+1904 \(sin(x)=1/2\)
To isolate the x, take the sine inverse of both sides to get your first answer
\(x=sin^-1(1/2)\)
To take the sine inverse of 1/2, you have to find a angle bweteen \(-\pi/2\) and \(\pi/2\) (-90° and 90°)
To do that you need to refere to the unit circle. Go to the following website to look at the unit circle: http://www.thattutorguy.com/unit-circle-pdf/
When you look at the unit circle, look for which angle between \(-\pi/2\) and \(\pi/2\) (-90° and 90°) whose y value (sine) is equal to 1/2.
When you do that, you will find that \(x=\pi/6\) or 30°.
You will notice on the unit circle there is another angle not between \(-\pi/2\) and \(\pi/2\) (-90° and 90°) whose y value (sine) is equal to 1/2.
If you look at qadrant II you will see that the angle whose y value (sine) is equal to 1/2 is \(5\pi/6\) or 150°. You can then say that \(x=5\pi/6\) or 150° which would be answer two.

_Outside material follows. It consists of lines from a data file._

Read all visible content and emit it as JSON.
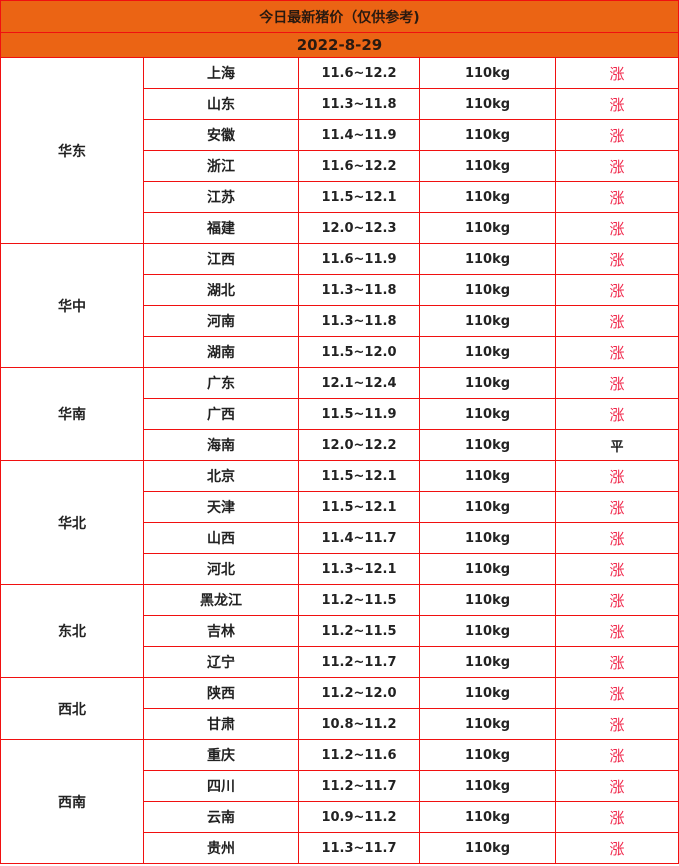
{
  "title": "今日最新猪价（仅供参考)",
  "date": "2022-8-29",
  "colors": {
    "header_bg": "#eb6414",
    "border": "#f01010",
    "up": "#f0264a"
  },
  "regions": [
    {
      "name": "华东",
      "rows": [
        {
          "province": "上海",
          "price": "11.6~12.2",
          "weight": "110kg",
          "trend": "涨"
        },
        {
          "province": "山东",
          "price": "11.3~11.8",
          "weight": "110kg",
          "trend": "涨"
        },
        {
          "province": "安徽",
          "price": "11.4~11.9",
          "weight": "110kg",
          "trend": "涨"
        },
        {
          "province": "浙江",
          "price": "11.6~12.2",
          "weight": "110kg",
          "trend": "涨"
        },
        {
          "province": "江苏",
          "price": "11.5~12.1",
          "weight": "110kg",
          "trend": "涨"
        },
        {
          "province": "福建",
          "price": "12.0~12.3",
          "weight": "110kg",
          "trend": "涨"
        }
      ]
    },
    {
      "name": "华中",
      "rows": [
        {
          "province": "江西",
          "price": "11.6~11.9",
          "weight": "110kg",
          "trend": "涨"
        },
        {
          "province": "湖北",
          "price": "11.3~11.8",
          "weight": "110kg",
          "trend": "涨"
        },
        {
          "province": "河南",
          "price": "11.3~11.8",
          "weight": "110kg",
          "trend": "涨"
        },
        {
          "province": "湖南",
          "price": "11.5~12.0",
          "weight": "110kg",
          "trend": "涨"
        }
      ]
    },
    {
      "name": "华南",
      "rows": [
        {
          "province": "广东",
          "price": "12.1~12.4",
          "weight": "110kg",
          "trend": "涨"
        },
        {
          "province": "广西",
          "price": "11.5~11.9",
          "weight": "110kg",
          "trend": "涨"
        },
        {
          "province": "海南",
          "price": "12.0~12.2",
          "weight": "110kg",
          "trend": "平"
        }
      ]
    },
    {
      "name": "华北",
      "rows": [
        {
          "province": "北京",
          "price": "11.5~12.1",
          "weight": "110kg",
          "trend": "涨"
        },
        {
          "province": "天津",
          "price": "11.5~12.1",
          "weight": "110kg",
          "trend": "涨"
        },
        {
          "province": "山西",
          "price": "11.4~11.7",
          "weight": "110kg",
          "trend": "涨"
        },
        {
          "province": "河北",
          "price": "11.3~12.1",
          "weight": "110kg",
          "trend": "涨"
        }
      ]
    },
    {
      "name": "东北",
      "rows": [
        {
          "province": "黑龙江",
          "price": "11.2~11.5",
          "weight": "110kg",
          "trend": "涨"
        },
        {
          "province": "吉林",
          "price": "11.2~11.5",
          "weight": "110kg",
          "trend": "涨"
        },
        {
          "province": "辽宁",
          "price": "11.2~11.7",
          "weight": "110kg",
          "trend": "涨"
        }
      ]
    },
    {
      "name": "西北",
      "rows": [
        {
          "province": "陕西",
          "price": "11.2~12.0",
          "weight": "110kg",
          "trend": "涨"
        },
        {
          "province": "甘肃",
          "price": "10.8~11.2",
          "weight": "110kg",
          "trend": "涨"
        }
      ]
    },
    {
      "name": "西南",
      "rows": [
        {
          "province": "重庆",
          "price": "11.2~11.6",
          "weight": "110kg",
          "trend": "涨"
        },
        {
          "province": "四川",
          "price": "11.2~11.7",
          "weight": "110kg",
          "trend": "涨"
        },
        {
          "province": "云南",
          "price": "10.9~11.2",
          "weight": "110kg",
          "trend": "涨"
        },
        {
          "province": "贵州",
          "price": "11.3~11.7",
          "weight": "110kg",
          "trend": "涨"
        }
      ]
    }
  ]
}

You think those are the only two answers. No way. In fact, there are infinate answers. To find all of the answers, you take the two answers you got from the unit circle and if you add \(2\pi\) or 360° you, will get two more answers. If you add \(2\pi\) or 360° to those answers, you will get two more answers and you and keep doing this forever to get infinite answers.
Of course it is not practical to list every answer which would take forever so instead to reprecent every aswer, form two equations that would represent every answer.
Those equations are: \(x=\pi/6+2\pi*n\) (\(x=30°+360°*n\)) and \(x=5\pi/6+2\pi*n\) (\(x=150°+360°*n\)); n is an intenger.